Quick Take: Is Rovio’s 20% stock price dip justified?

Photo of Karol Severin
by Karol Severin

Rovio reported its Q3 2017 results, the first financial report since its initial public offering (IPO) as a listed company. Despite revenue (€70.7 million, or approximately $84.2 million) having increased 41.2%, compared to the same period one year ago, the company has reported a loss before tax of €500,000 ($ 595,000) compared to the profitable €4.6 million  (approximately $5.1 million) in Q3 2016.

Rovio’s CEO, Kati Levoranta, stated the loss occurred mainly due to a large increase in user acquisition costs, which more than tripled to reach €22.2 million in Q3 2017, as the company continued its games-first strategy.

The news, however, drove down the company’s stock price by approximately 20% overnight.

Mobile gaming is a hit driven business, prone to volatility. Any sign of weakening financial performance threatens the company’s market cap significantly.

The dip in profitability is by no means a positive sign. However, in this case, it can be argued that the overspending on user acquisition was a part of the company’s strategy, which allowed profits to dip a little too much, rather than a major indicator of a downward trend.

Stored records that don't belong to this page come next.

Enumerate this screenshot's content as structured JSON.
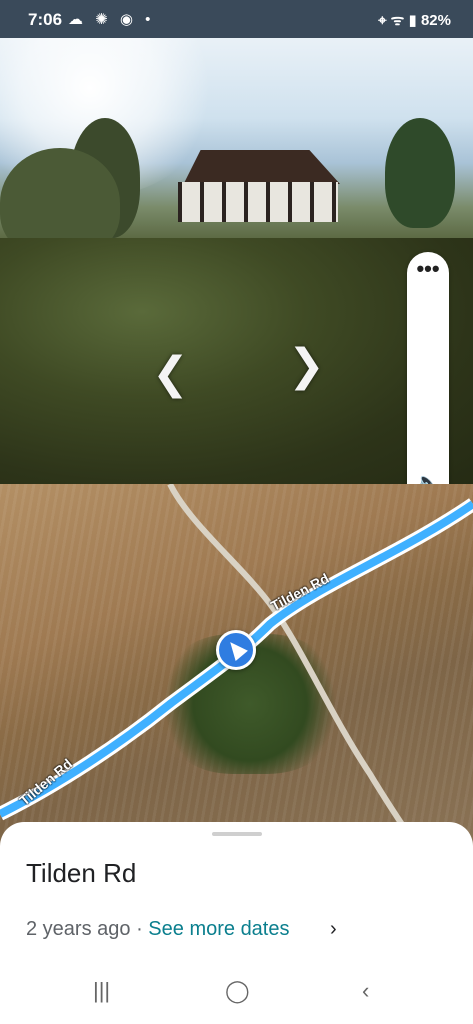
{
  "status_bar": {
    "time": "7:06",
    "left_icons": "☁ ✺ ◉ •",
    "right_text": "82%",
    "right_icons": "⌖ ᯤ ▮"
  },
  "street_view": {
    "prev_arrow": "❮",
    "next_arrow": "❯",
    "more_button": "•••",
    "sound_icon": "🔈"
  },
  "map": {
    "road_label_top": "Tilden Rd",
    "road_label_bottom": "Tilden Rd",
    "route_color": "#3fb0ff"
  },
  "sheet": {
    "title": "Tilden Rd",
    "date_text": "2 years ago",
    "separator": " · ",
    "link_text": "See more dates",
    "chevron": "›"
  },
  "nav": {
    "recents": "|||",
    "home": "◯",
    "back": "‹"
  }
}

Consider the following:

  • According to data published by Liftoff, user acquisition is typically cheaper in the summer (Q3) than during winter holidays (Q4), as the lead up to the gifting period causes acquisition costs to increase.
  • Simultaneously, in-app payment conversion is higher in the summer (q3), possibly driven by the holiday/vacation season and more time to engage with gaming.

These factors make it doubly attractive to intensify user acquisition during Q3. With additional capital freshly available from the IPO, it also makes sense that Rovio would go on a user acquisition spree and try to engage as many users as possible before the more expensive Q4 begins. The higher in-app payment conversion rate in the summer also gives Rovio a better chance of carrying acquired users through to the more expensive quarter. Gamers that engage in at least one in-app purchase should be more likely to stay engaged with an app for longer than free users.

Of course, we have yet to see whether Rovio can capitalise on this in the forthcoming quarters.

All in all, Rovio shouldn’t have let its acquisition appetite push its Q3 pre-tax profit all the way into negative. But, if the company can retain users, which it acquired relatively cheaply, and keep increasing their spend over time, it could prove a smart strategic move after all.